One of the problems of this system is that all the data of the pendrive is deleted.
Another problem is that sometimes openSUSE doesn’t load completely and I cannot use it.
And another of the problems is that even if I create another partition (for example to make the Live USB persistent and “remember” the configuration of my computer) and I put some of my photos, songs, films there when I plug the pendrive in a computer running Windows XP I cannot access the data. (What about Vista and 7?)
Other Linux distros can be put in pendrives using the FAT file system (for example W95 FAT32 (LBA), ID: c). This way my personal data or files (photos, documents, …) can be opened from a computer running Windows XP (and the personal data is not erased when putting the Linux in the pendrive).
So I would like to know how to create a Live USB drive with personal files that are avaiable for many Operating Systems, including Windows XP.
Perhaps the solution is to put openSUSE in a FAT file system, or put it in Linux file system but create another partition with FAT file system (for this openSUSE should avoid the 1st partition, sdX1, that should be for the personal data, so Windows XP can access it).
> Perhaps the solution is to put openSUSE in a FAT file system, or put it
> in Linux file system but create another partition with FAT file system
> (for this openSUSE should avoid the 1st partition, sdX1, that should be
> for the personal data, so Windows XP can access it).
That’s the way I’d do it. One partition for the system, one for the
data. That way the system still has filesystem rights management on it;
*nix filesystem rights don’t really apply to W32 filesystems.

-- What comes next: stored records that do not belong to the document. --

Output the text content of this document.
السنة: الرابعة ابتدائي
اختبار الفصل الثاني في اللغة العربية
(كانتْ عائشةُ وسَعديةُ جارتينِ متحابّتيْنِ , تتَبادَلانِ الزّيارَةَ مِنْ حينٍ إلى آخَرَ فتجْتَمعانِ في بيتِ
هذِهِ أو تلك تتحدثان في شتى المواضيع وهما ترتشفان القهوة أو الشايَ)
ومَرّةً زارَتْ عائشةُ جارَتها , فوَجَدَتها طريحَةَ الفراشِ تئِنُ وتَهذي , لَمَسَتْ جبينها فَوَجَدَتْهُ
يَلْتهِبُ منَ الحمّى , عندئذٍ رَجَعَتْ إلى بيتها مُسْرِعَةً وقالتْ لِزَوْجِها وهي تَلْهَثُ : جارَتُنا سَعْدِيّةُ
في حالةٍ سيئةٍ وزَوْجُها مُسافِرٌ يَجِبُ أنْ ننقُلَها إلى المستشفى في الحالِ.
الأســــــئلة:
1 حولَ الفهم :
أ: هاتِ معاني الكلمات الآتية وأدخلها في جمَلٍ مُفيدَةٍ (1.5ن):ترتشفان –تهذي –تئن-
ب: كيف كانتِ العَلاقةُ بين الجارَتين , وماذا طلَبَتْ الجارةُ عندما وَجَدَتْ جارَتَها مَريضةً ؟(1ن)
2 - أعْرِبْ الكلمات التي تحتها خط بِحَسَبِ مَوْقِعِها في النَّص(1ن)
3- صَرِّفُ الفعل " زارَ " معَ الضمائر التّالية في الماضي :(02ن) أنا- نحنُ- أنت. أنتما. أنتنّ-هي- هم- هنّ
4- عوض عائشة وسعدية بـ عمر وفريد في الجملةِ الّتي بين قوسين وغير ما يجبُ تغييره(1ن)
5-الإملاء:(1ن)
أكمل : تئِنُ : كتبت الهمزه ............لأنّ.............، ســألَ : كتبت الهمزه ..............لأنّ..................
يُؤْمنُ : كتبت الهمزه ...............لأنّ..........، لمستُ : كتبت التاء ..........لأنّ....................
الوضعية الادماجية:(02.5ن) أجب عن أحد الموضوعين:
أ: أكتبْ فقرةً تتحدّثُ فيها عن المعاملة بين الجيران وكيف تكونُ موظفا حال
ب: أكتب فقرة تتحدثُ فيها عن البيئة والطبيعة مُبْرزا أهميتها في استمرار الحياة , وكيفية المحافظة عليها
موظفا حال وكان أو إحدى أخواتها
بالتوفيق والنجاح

The problem with deletion of all data on a pendrive no one can solve.
That is what will happen during any new installation on any medium with any operating system, so either use new pendrive, or the one without anything important.
The problem with partitions.
FAT32 for Linux can be used with workarounds that will slow down Linux.
Let openSUSE live in its native file system and put your data in dedicated partition.
That is common solution for data exchange.
With XP it can be NTFS or FAT32; with partition bigger then 2 GB you have to use NTFS; up to 2 GB anything you like.